Sicherung hingegen ist der Zustand, der durch Schutz vor beabsichtigtem Schaden erlangt wird. Solche Schäden werden durch Handlungen verursacht, die ein gezieltes Eindringen, Missbrauch oder Zerstörung darstellen. Die Wegfahrsperre eines Fahrzeugs ist ein perfektes Beispiel für eine Sicherungsvorrichtung. Sie schützt den Besitzer vor dem Verlust seines Autos durch Einbrüche.
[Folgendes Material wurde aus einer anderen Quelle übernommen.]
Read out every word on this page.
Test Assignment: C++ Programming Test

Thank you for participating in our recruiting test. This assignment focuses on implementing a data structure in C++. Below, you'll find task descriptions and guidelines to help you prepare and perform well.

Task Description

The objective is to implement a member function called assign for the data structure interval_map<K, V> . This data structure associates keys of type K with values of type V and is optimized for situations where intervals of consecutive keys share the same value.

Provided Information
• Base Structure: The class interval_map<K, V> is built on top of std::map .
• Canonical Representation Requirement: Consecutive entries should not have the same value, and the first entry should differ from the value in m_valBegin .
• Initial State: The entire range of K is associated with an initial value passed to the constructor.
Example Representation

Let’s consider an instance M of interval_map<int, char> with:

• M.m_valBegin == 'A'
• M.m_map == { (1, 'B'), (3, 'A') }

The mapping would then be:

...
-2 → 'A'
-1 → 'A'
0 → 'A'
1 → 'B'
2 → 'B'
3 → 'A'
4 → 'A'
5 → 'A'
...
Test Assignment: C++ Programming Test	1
Das könnte man wie folgt zusammenfassen: „Sicherheit schützt vor Unfällen, Sicherung schützt vor Straftätern“. Sehen wir uns nun an, was dies traditionell in einer Produktionsanlage bedeutet:

Sicherung ist Sache des Anlagenschutzdienstes und es handelt sich oft um ein sehr eigenständiges Gebiet. Seine Aufgabe besteht darin, zu verhindern, dass Menschen bestimmte Orte betreten, Dinge herein- oder herausschmuggeln oder Werkseigentum manipulieren. Heute ist der wichtigste Bereich des Anlagenschutzes die Absicherung der IT. Daher arbeiten IT-Abteilungen oft eng mit dem Anlagenschutz zusammen. Angriffe, Missbrauch oder Zerstörung können durch den Zugriff auf die Computernetzwerke der Anlage wesentlich effektiver und per Fernzugriff erfolgen. Die Verbindung der Netzwerke des Werks mit dem Internet führt zu neuen Herausforderungen der „Cybersicherheit“. So genannte „Firewalls“ müssen unerwünschten Datenverkehr verhindern, der die Grenzen des Werks überschreitet. Die Einrichtung von Sicherheitszonen (z. B. „demilitarisierte Zonen“ = DMZ) mit Firewalls zwischen ihnen verbessert dieses Kapselungsprinzip weiter. Übrigens könnte es ähnlich sein, Ihr Haus vor Einbrüchen zu schützen: Sie müssen sich durch sichere Türen und Fenster von der Außenwelt abschirmen. Dinge von hohem Wert erfordern einen zusätzlichen Schutz, indem sie mit einer „Deeper Shell“ wie einem Safe abgeschottet werden (dies ist übrigens keine Sicherheitsvorrichtung, sondern eine Sicherungsvorrichtung ;-).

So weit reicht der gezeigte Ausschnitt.